常温で持ち帰れる天草らしいお土産ものがもっとたくさんあったらいいのに! 誰かを案内するたびにそんな風に思っていた矢先。Ama-biZ(天草市起業創業・中小企業支援センター)を通じ、天草大王鶏ガラスープの「天草ちゃんぽん」を手がける「アツカコミュニケーションズ」の中西さんから相談をいただきました。「ちゃんぽんの次回作として、ラーメンを出す」という内容のものです。

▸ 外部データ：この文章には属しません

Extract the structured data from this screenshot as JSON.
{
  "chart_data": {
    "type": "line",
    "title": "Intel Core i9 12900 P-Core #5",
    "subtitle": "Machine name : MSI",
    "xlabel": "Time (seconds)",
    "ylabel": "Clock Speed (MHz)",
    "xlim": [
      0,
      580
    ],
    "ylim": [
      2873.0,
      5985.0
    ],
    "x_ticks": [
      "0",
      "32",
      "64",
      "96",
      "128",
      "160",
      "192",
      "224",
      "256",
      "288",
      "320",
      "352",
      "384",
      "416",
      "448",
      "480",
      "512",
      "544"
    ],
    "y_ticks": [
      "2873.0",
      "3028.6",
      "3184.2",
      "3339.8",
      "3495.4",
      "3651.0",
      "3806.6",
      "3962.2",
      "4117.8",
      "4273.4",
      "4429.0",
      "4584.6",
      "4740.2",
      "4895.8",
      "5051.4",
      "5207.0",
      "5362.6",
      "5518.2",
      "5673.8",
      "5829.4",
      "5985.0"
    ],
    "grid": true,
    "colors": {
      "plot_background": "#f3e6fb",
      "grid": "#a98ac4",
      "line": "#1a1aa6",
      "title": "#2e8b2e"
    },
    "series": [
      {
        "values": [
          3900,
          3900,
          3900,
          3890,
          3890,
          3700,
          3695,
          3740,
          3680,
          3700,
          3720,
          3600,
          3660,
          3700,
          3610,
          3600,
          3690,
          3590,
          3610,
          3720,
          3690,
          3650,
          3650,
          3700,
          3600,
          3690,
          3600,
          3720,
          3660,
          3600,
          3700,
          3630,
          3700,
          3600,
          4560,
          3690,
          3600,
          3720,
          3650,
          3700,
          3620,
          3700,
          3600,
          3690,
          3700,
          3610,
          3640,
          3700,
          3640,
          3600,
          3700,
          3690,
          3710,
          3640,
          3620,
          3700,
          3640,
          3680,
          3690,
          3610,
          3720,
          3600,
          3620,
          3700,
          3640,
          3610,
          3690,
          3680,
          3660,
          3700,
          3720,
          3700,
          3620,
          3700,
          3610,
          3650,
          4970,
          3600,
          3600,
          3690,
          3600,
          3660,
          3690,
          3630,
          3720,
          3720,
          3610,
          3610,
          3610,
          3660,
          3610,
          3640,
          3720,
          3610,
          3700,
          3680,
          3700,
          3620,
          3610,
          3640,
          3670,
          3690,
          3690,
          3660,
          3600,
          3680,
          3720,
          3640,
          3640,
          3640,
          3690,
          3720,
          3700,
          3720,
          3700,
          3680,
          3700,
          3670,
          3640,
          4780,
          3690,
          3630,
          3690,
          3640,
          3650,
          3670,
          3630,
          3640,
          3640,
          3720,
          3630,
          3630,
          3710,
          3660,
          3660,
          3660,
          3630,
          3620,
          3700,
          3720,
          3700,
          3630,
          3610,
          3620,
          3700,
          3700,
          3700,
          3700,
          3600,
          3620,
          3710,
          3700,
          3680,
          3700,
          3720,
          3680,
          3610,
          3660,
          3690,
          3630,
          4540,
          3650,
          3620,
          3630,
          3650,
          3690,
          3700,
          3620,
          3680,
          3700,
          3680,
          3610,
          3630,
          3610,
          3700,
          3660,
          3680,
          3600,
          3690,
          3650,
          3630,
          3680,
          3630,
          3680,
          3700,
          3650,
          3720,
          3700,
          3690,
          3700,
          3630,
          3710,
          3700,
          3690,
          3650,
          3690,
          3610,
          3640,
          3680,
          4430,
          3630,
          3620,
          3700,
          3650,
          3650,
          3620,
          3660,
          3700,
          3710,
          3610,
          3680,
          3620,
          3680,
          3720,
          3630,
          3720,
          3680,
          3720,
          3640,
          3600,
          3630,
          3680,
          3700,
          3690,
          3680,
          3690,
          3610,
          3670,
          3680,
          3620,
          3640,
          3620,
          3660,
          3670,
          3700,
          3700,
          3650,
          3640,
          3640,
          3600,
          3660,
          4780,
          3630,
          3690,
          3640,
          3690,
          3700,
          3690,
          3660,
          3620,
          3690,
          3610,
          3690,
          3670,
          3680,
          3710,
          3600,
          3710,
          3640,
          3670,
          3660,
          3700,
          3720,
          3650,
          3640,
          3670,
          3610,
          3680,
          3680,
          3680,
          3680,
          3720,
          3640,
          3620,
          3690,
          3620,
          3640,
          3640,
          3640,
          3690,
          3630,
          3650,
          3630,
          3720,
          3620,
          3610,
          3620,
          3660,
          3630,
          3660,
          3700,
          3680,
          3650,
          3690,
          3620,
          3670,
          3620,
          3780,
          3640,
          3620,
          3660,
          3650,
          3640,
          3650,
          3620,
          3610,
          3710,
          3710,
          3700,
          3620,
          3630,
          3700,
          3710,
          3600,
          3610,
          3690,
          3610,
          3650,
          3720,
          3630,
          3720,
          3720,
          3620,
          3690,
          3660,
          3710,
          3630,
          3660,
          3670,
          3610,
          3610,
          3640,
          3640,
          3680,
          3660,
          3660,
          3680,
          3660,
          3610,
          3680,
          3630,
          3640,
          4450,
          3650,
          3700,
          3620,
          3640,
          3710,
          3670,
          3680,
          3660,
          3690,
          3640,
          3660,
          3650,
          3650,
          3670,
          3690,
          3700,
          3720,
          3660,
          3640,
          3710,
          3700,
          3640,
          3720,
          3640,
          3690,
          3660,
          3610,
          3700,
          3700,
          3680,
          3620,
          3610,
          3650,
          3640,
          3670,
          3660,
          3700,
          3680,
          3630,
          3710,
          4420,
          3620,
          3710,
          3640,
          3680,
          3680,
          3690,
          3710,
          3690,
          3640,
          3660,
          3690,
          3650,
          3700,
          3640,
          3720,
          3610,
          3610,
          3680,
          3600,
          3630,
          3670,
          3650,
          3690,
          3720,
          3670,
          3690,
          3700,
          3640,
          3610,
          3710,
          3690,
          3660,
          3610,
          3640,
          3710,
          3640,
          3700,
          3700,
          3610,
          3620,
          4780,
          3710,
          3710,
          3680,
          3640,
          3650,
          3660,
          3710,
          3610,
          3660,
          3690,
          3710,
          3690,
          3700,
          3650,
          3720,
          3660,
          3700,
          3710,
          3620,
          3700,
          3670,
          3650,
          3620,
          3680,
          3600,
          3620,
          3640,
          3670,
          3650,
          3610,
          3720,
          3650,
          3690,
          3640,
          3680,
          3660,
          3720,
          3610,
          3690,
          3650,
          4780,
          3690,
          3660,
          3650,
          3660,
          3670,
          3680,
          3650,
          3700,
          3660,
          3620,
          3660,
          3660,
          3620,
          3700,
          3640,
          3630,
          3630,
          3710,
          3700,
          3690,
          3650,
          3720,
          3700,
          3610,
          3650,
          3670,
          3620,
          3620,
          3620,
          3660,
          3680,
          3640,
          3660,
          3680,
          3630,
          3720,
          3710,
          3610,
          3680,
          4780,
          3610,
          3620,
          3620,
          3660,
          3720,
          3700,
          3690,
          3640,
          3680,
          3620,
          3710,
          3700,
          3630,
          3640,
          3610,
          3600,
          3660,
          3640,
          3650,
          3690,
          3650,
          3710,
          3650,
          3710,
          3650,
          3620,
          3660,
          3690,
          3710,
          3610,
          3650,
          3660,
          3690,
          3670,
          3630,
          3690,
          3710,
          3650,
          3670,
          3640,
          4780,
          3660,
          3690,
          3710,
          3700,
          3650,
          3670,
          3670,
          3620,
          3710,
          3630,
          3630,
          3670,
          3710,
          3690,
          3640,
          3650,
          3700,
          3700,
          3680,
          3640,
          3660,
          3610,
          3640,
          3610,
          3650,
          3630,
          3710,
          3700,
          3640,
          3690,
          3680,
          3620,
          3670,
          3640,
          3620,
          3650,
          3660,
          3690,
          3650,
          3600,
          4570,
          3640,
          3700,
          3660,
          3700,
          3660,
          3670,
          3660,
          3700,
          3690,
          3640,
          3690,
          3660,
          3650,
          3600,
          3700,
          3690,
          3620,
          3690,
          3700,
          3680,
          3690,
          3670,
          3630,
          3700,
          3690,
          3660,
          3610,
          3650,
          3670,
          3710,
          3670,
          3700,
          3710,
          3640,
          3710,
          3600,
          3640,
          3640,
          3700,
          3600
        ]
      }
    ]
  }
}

天草大王鶏ガラスープ入り「天草ちゃんぽん」はこちらhttps://shop.reishuya.jp/
そもそもちゃんぽんは、天草や長崎ではかなりメジャーな食べ物。中華料理店に限らず、天草のちいさな食事処ではレギュラーメニューで並ぶことの多い料理のひとつで、野母崎半島と島原半島と天草諸島のトライアングルで船と車を使った旅をすれば、九州のちゃんぽんを日帰りでハシゴするなんてことも叶うほどです。天草ではスーパーや直売店で「ちゃんぽん麺」自体が販売されていることもあり、冷蔵庫の中にある材料をちゃちゃっと炒めてスープとともに麺を軽く煮込んで食卓へ、ということもしばしば。けれど、他所で話を聞くとそう身近な食べ物でもないらしく。しかも主婦の立場で言わせていただくと、麺類=手間なし料理のイメージなのに、ちゃんぽんとなった途端に「具材がたくさんいりそう」「刻む手間と炒める手間と、煮込む手間って面倒だし、時短に程遠いんじゃないかしら?」と、調理にかかるまでに二の足を踏んでしまいそうな先入観もあります(実際に作ってみると冷蔵庫の残りもので手軽にできて、お財布への負担も軽いわりに、食べ応えや栄養バランスの満足度が高いという、食卓の味方でもあるのですが)。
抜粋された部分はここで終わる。